# Plans for a 33 gallon stand...



## tropheus duboisi breeder (Jan 31, 2007)

Does anyone have any plans for a 33 gallon breeder stand?


----------



## Brock (Dec 6, 2002)

I was going to take her out to dinner and a movie - after that, who knows! Ha...

:fish:


----------



## Mcdaphnia (Dec 16, 2003)

Cut three pieces of 3/4" plywood. The first one should be cut half an inch larger than the foot print of the tank. Measure the diagonal across the first piece you have cut. Decide the height you want the stand to be. These two measurements are the dimensions for your next two pieces. Cut a groove from the top center of pieces 1 and 2 halfway through. Turn one piece over and slide the grooves together to make an* X. * Squeeze the ends toward each other until they match the shape of piece 1. If the groove is too narrow, file or saw off the binding edges. Set piece 1 on top and fasten with wood screws. If you have some scraps of plywood left you can cut triangles to create storage shelves under the tank.


----------



## Double_A (Feb 12, 2008)

Check this site out. They have great diy plans just enter your info and it will tell you all you need to know on how to build it and what you need.
http://www.garf.org/index.html On the left hand side of the page just go under DIY Pages, Stand Building.


----------



## Mcdaphnia (Dec 16, 2003)

Double_A said:


> Check this site out. They have great diy plans just enter your info and it will tell you all you need to know on how to build it and what you need.
> http://www.garf.org/index.html On the left hand side of the page just go under DIY Pages, Stand Building.

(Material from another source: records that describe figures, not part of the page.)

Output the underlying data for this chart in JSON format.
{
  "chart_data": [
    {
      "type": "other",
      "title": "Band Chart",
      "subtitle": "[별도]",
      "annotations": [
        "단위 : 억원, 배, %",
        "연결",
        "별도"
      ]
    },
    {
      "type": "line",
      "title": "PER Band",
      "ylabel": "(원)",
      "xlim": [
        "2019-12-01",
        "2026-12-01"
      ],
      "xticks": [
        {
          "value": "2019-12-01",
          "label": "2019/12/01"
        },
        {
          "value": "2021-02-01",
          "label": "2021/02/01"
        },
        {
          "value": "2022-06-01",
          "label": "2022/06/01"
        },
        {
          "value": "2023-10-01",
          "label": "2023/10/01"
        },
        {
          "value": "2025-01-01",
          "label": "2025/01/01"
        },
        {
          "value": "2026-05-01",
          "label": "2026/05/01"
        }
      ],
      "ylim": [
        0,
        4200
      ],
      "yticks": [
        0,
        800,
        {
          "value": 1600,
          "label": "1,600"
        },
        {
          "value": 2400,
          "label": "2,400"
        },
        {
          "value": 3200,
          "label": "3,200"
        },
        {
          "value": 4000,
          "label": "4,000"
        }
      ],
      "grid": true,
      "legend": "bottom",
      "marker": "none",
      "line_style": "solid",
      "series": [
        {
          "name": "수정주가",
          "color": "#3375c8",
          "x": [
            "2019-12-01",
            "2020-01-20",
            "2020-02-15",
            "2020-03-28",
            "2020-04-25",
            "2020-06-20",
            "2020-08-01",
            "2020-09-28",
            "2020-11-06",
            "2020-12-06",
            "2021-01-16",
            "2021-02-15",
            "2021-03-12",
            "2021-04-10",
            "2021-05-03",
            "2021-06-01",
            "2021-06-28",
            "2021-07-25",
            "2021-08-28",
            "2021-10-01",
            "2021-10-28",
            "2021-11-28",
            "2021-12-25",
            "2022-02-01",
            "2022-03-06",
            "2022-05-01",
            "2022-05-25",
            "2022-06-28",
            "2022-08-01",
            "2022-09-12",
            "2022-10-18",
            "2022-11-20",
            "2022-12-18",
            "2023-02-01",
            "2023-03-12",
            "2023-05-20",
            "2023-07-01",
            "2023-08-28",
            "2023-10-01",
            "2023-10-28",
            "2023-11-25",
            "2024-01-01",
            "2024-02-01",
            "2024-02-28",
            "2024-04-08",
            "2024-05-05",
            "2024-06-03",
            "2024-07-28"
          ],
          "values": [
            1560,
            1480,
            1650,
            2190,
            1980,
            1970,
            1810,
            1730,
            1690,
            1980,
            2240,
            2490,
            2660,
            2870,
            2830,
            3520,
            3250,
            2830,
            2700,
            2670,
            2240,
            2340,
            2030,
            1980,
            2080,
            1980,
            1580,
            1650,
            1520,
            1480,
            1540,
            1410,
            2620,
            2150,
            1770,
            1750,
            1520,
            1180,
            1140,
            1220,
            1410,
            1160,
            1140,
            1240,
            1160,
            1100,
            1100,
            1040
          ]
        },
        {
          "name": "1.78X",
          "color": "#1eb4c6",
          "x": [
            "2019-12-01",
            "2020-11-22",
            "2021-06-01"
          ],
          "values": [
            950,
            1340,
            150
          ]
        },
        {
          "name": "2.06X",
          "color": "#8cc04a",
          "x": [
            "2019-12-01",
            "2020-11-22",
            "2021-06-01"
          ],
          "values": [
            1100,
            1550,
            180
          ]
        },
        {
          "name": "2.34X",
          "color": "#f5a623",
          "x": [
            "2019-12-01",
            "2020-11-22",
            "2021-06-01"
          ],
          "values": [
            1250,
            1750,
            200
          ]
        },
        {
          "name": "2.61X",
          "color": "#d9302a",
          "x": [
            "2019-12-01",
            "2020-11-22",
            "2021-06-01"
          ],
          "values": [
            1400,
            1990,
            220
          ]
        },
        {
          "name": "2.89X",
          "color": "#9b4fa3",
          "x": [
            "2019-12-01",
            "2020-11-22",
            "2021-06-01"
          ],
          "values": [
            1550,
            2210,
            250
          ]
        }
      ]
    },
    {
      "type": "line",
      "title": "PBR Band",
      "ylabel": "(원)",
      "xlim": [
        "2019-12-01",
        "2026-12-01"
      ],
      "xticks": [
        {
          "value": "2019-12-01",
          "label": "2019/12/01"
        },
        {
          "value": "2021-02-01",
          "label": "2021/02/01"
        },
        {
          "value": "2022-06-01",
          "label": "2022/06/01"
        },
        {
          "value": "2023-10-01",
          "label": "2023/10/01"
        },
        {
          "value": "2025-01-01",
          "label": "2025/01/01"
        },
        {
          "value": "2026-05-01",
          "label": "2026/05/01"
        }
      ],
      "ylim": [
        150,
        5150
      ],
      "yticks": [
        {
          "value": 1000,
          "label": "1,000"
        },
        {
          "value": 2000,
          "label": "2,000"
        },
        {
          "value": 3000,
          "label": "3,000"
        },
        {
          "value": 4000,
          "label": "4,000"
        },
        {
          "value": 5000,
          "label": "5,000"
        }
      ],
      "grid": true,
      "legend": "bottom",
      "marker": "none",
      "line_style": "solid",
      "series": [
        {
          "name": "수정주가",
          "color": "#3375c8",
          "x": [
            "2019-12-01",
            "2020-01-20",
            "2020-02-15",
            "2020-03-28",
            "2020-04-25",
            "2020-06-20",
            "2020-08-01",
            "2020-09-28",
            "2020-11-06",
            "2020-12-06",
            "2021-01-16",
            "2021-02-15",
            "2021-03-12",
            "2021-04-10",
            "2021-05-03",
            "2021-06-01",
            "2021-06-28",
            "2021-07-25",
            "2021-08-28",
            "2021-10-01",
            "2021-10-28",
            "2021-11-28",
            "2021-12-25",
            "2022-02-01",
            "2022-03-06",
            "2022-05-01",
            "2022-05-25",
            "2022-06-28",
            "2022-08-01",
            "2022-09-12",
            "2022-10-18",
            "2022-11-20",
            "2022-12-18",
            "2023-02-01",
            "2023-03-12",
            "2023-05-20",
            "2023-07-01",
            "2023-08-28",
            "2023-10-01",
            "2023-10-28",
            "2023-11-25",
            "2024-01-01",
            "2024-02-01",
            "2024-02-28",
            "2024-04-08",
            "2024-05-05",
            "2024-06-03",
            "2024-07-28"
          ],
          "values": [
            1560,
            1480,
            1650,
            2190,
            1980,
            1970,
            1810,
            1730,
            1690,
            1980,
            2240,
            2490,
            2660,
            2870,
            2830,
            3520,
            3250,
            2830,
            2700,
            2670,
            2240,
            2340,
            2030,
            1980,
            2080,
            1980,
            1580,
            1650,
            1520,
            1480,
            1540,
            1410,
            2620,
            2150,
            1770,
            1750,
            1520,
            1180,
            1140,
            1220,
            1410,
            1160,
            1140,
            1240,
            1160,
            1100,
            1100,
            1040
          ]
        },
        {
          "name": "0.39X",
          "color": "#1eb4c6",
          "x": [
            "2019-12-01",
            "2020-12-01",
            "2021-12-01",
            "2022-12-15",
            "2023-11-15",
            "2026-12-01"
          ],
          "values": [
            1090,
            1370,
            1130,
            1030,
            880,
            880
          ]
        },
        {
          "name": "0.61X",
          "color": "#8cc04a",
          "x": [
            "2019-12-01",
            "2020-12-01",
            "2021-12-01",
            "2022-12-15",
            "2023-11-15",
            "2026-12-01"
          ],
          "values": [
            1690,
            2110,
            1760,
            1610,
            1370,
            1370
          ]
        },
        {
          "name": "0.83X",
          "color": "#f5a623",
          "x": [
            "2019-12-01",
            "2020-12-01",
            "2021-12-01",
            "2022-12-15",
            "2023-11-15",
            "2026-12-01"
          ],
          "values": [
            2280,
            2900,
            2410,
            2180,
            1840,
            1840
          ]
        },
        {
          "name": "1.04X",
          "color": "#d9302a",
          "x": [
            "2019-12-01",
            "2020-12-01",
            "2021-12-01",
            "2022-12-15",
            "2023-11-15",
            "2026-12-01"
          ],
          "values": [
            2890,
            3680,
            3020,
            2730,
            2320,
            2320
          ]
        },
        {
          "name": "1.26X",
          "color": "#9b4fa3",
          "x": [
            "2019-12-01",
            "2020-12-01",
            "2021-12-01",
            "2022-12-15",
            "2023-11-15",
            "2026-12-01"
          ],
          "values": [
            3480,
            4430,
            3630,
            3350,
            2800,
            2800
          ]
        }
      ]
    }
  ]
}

*Many very faulty plans and ideas are in the GARF DIY plans.* The stands look as if someone forgot to rotate the design and so unless you switch the dimensions for tank depth and stand height, you get a stand frame that does not put support under the tank. The DIY plywood tank design is even worse.

The calculators and all are great programming, but no one at GARF seems to have caught the proofreading errors which are fatal flaws.


----------



## Double_A (Feb 12, 2008)

Thanks for pointing that out Mcdaphnia never noticed that! i am getting ready to build a new diy stand useing there planes im happy i didnt start yet LOL i will have to change some stuff around now so it works out.


----------



## Mcdaphnia (Dec 16, 2003)

Double_A said:


> Thanks for pointing that out Mcdaphnia never noticed that! i am getting ready to build a new diy stand useing there planes im happy i didnt start yet LOL i will have to change some stuff around now so it works out.


If you do use their calculator, you do have to switch the stand height and depth to make it work. The pieces labeled stand top and bottom are really the stand front and back. The dimension for the plywood top you will have to get by measuring yourself. There is a way to get it out of the program, but the potential confusion is not worth it IMO. There are still a couple missing short boards on the ends of the stand, and you might also make the calculator figure those out, with even more confusion.

Here is a calculator that works.

http://www.idahoreefs.org/Tank/BuildLargeStand_2.asp

It is intended for large tanks so the result may be a little overbuilt for a 33, but it is right. They also have one for small stands, but it has been down when I've tried it. Might be too many trying it, local club website, could be limited bandwidth.


----------



## mommasangelbaby (Feb 3, 2008)

> Here is a calculator that works.
> 
> http://www.idahoreefs.org/Tank/BuildLargeStand_2.asp
> 
> It is intended for large tanks so the result may be a little overbuilt for a 33, but it is right. They also have one for small stands, but it has been down when I've tried it. Might be too many trying it, local club website, could be limited bandwidth.


I just went there and it is awesome. I just wish I was handy enough to do something like that. I'd end up wasting WAY too much wood. And if I tried to get my husband to do it, our whole family would have to endure days, weeks, months. . . who knows how long. . . of an endless stream of obscenities. And I have a 2 year old who is repeating EVERYTHING she hears! Anyway, this site is an awesome place for DIY help for tank stands!

-Cheryl


----------



## Intrepid-One (Apr 26, 2008)

i myself too k the cheap and easy way out, i went looking around for a stand that would be suitable for my 33 Gal breeder tank and found this stand at Zellers for $59.99 









So far it is holding up beautifully


----------